Lords Vote On Plan To Bin EU Laws Delayed Until After Local Elections As No10 Tries To Avoid Rebellion
Secretary of State for Business and Trade Kemi Badenoch (Alamy)
A government plan to give peers a vote on legislation that seeks to do away with swathes of European Union law by the end of the year has been postponed until after the local elections in a no10 bid to avoid a major House of Lords rebellion.
The Retained EU Law Bill was due to have its report stage in the Lords soon after parliament returned from recess later this month, with April 19 and 24 having originally been penciled in. However, this timetable has been pushed back four weeks, with the government preparing to put the legislation before the Lords on 15 and 17 May, PoliticsHome understands.
A 10 Downing Street spokesperson said on Tuesday that Prime Minister Rishi Sunak was still committed to putting the bill onto the statute book before the end of 2023, as per his previous pledge.
“Yes, that hasn’t changed,” they told reporters earlier today.
“It has been a long-standing government position that we want to revoke any unnecessary EU law, and we have been clear that we will do that by the end of the year," they added.

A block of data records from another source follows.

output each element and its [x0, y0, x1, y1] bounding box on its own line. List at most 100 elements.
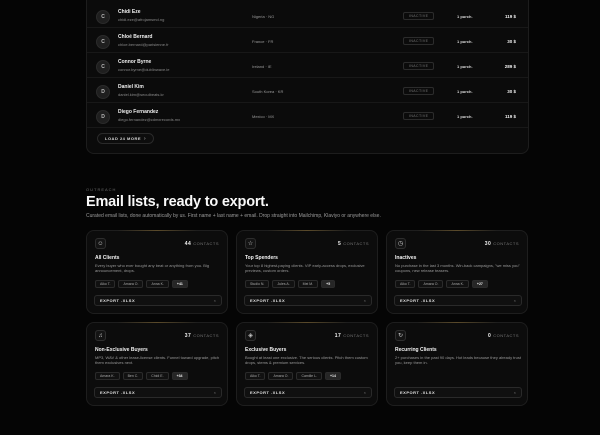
contact-chip: Jules A. — [272, 280, 295, 288]
card-description: MP3, WAV & other lease-license clients. … — [95, 355, 220, 366]
load-more-label: LOAD 24 MORE — [105, 136, 142, 141]
music-note-icon: ♫ — [95, 330, 106, 341]
card-glow — [117, 322, 197, 323]
chevron-right-icon: › — [144, 135, 147, 142]
contact-count: 5 CONTACTS — [338, 241, 369, 247]
email-list-card: ◷ 30 CONTACTS Inactives No purchase in th… — [386, 230, 528, 314]
avatar: D — [96, 85, 110, 99]
load-more-button[interactable]: LOAD 24 MORE › — [97, 133, 155, 144]
refresh-icon: ↻ — [395, 330, 406, 341]
export-xlsx-button[interactable]: EXPORT .XLSX × — [244, 295, 372, 306]
contact-chip: Ben C. — [122, 372, 144, 380]
contact-chip: Amara K. — [95, 372, 120, 380]
clock-icon: ◷ — [395, 238, 406, 249]
section-subtitle: Curated email lists, done automatically … — [86, 213, 381, 219]
client-amount: 30 $ — [507, 89, 516, 94]
more-contacts-chip: +41 — [171, 280, 188, 288]
contact-chip: Amara O. — [418, 280, 444, 288]
client-name: Chloé Bernard — [118, 34, 153, 40]
close-icon: × — [213, 390, 216, 395]
contact-chip: Anna K. — [146, 280, 169, 288]
status-badge: INACTIVE — [403, 87, 435, 95]
email-list-card: ☺ 44 CONTACTS All Clients Every buyer who… — [86, 230, 228, 314]
status-badge: INACTIVE — [403, 12, 435, 20]
more-contacts-chip: +14 — [325, 372, 341, 380]
purchase-count: 1 purch. — [457, 14, 473, 19]
page: C Chidi Eze chidi.eze@afrojamsmd.ng Nige… — [0, 0, 600, 435]
client-country: Mexico · MX — [252, 114, 275, 119]
email-list-card: ☆ 5 CONTACTS Top Spenders Your top 8 high… — [236, 230, 378, 314]
client-country: France · FR — [252, 39, 274, 44]
card-description: Your top 8 highest-paying clients. VIP e… — [245, 263, 365, 274]
avatar: C — [96, 10, 110, 24]
contact-chips: Amara K. Ben C. Chidi E. +34 — [95, 372, 188, 380]
export-label: EXPORT .XLSX — [100, 298, 136, 303]
contact-chip: Mei M. — [297, 280, 319, 288]
contact-chips: Aiko T. Amara O. Camille L. +14 — [245, 372, 341, 380]
table-row[interactable]: C Chloé Bernard chloe.bernard@parisienne… — [87, 29, 528, 53]
purchase-count: 1 purch. — [457, 64, 473, 69]
card-glow — [417, 230, 497, 231]
client-name: Daniel Kim — [118, 84, 144, 90]
contact-chip: Anna K. — [446, 280, 469, 288]
status-badge: INACTIVE — [403, 62, 435, 70]
card-title: Exclusive Buyers — [245, 347, 287, 353]
close-icon: × — [513, 390, 516, 395]
card-title: Non-Exclusive Buyers — [95, 347, 148, 353]
client-email: diego.fernandez@cdmxrecords.mx — [118, 117, 181, 122]
avatar: D — [96, 110, 110, 124]
contact-chip: Studio N. — [245, 280, 270, 288]
status-badge: INACTIVE — [403, 37, 435, 45]
contact-chips: Aiko T. Amara O. Anna K. +41 — [95, 280, 188, 288]
table-row[interactable]: C Chidi Eze chidi.eze@afrojamsmd.ng Nige… — [87, 4, 528, 28]
card-description: Bought at least one exclusive. The serio… — [245, 355, 368, 366]
client-country: Nigeria · NG — [252, 14, 275, 19]
contact-chip: Aiko T. — [245, 372, 266, 380]
section-eyebrow: OUTREACH — [86, 187, 117, 192]
card-glow — [267, 230, 347, 231]
card-glow — [417, 322, 497, 323]
client-email: chloe.bernard@parisienne.fr — [118, 42, 169, 47]
purchase-count: 1 purch. — [457, 114, 473, 119]
client-country: Ireland · IE — [252, 64, 272, 69]
close-icon: × — [363, 390, 366, 395]
client-amount: 30 $ — [507, 39, 516, 44]
card-description: Every buyer who ever bought any beat or … — [95, 263, 210, 274]
export-xlsx-button[interactable]: EXPORT .XLSX × — [94, 387, 222, 398]
card-title: Recurring Clients — [395, 347, 437, 353]
export-label: EXPORT .XLSX — [250, 298, 286, 303]
client-name: Chidi Eze — [118, 9, 141, 15]
purchase-count: 1 purch. — [457, 39, 473, 44]
client-amount: 289 $ — [504, 64, 516, 69]
contact-count: 30 CONTACTS — [484, 241, 519, 247]
client-amount: 119 $ — [504, 14, 516, 19]
table-row[interactable]: D Diego Fernandez diego.fernandez@cdmxre… — [87, 104, 528, 128]
export-xlsx-button[interactable]: EXPORT .XLSX × — [94, 295, 222, 306]
contact-chip: Amara O. — [118, 280, 144, 288]
email-list-card: ↻ 0 CONTACTS Recurring Clients 2+ purchas… — [386, 322, 528, 406]
export-label: EXPORT .XLSX — [250, 390, 286, 395]
clients-table: C Chidi Eze chidi.eze@afrojamsmd.ng Nige… — [86, 0, 529, 154]
card-title: Inactives — [395, 255, 417, 261]
avatar: C — [96, 60, 110, 74]
export-xlsx-button[interactable]: EXPORT .XLSX × — [244, 387, 372, 398]
export-xlsx-button[interactable]: EXPORT .XLSX × — [394, 295, 522, 306]
contact-chips: Studio N. Jules A. Mei M. +5 — [245, 280, 336, 288]
contact-chip: Aiko T. — [395, 280, 416, 288]
client-name: Connor Byrne — [118, 59, 152, 65]
table-row[interactable]: C Connor Byrne connor.byrne@dublinwave.i… — [87, 54, 528, 78]
contact-chip: Amara O. — [268, 372, 294, 380]
more-contacts-chip: +5 — [321, 280, 336, 288]
card-description: No purchase in the last 3 months. Win-ba… — [395, 263, 520, 274]
contact-count: 44 CONTACTS — [184, 241, 219, 247]
section-title: Email lists, ready to export. — [86, 194, 269, 210]
contact-chips: Aiko T. Amara O. Anna K. +27 — [395, 280, 488, 288]
client-name: Diego Fernandez — [118, 109, 159, 115]
export-xlsx-button[interactable]: EXPORT .XLSX × — [394, 387, 522, 398]
email-list-card: ♫ 37 CONTACTS Non-Exclusive Buyers MP3, W… — [86, 322, 228, 406]
star-icon: ☆ — [245, 238, 256, 249]
card-title: All Clients — [95, 255, 120, 261]
diamond-icon: ◈ — [245, 330, 256, 341]
avatar: C — [96, 35, 110, 49]
table-row[interactable]: D Daniel Kim daniel.kim@seoulbeats.kr So… — [87, 79, 528, 103]
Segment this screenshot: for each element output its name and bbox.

But news of the delay will likely frustrate hardline Brexiteers on the Conservative back benches, who fear that ministers are preparing to water down their plan to scrap EU-derived laws in the face of widespread industry pressure and amendments backed by Tory peers.
A Labour source in the Lords told PoliticsHome: "This is all about the Tories shunting their own internal grief with some House of Commons colleagues, and by extension the party membership, until after the locals."
Under the Retained EU Law Bill, introduced by former prime minister Liz Truss, ministers are committed to wading through around 4,000 laws derived from the UK's previous membership of the EU and deciding which ones to keep, amend or scrap by the end of the year. Any laws that the government decides shouldn't be kept on the books, either in their current form or amended, will automatically fall away as a result of a sunset clause.
However, legal experts have warned the plan creates a needless cliff edge for businesses affected by changes to the regulatory regime, as well as a huge, byzantine challenge for civil servants.
Sir Jonathan Jones, ex-head of the government legal department, described it as a "terrible way to make law" while Sir Philip Rycroft, former permanent secretary at the now defunct Department for Exiting the EU, said it was a "completely mad dash" that couldn't be done "in good order".
A source familiar with Whitehall efforts to deliver the 2023 deadline described it as an "insane piece of work".
The Kemi Badenoch-led Department for Business and Trade leads on the Retained EU Law Bill, taking over responsibility from the old Department for Business, Energy and Industrial Strategy, which PM Sunak dissolved as part of a shake-up of government machinery in February.
No10 is in discussions with Conservative peers about how the legislation can be changed to address their concerns and avoid being defeated in the Lords, PoliticsHome understands. The government has been warned that there is significant cross-party support for amendments which seek to give parliament a say on which EU laws are removed from the statute book.
There is a belief within Whitehall that ministers may decide to keep a large number of EU laws on the UK books beyond the end of the year and deal with them at a later date, while letting the Brussels regulations that are obviously redundant fall away under the sunset clause.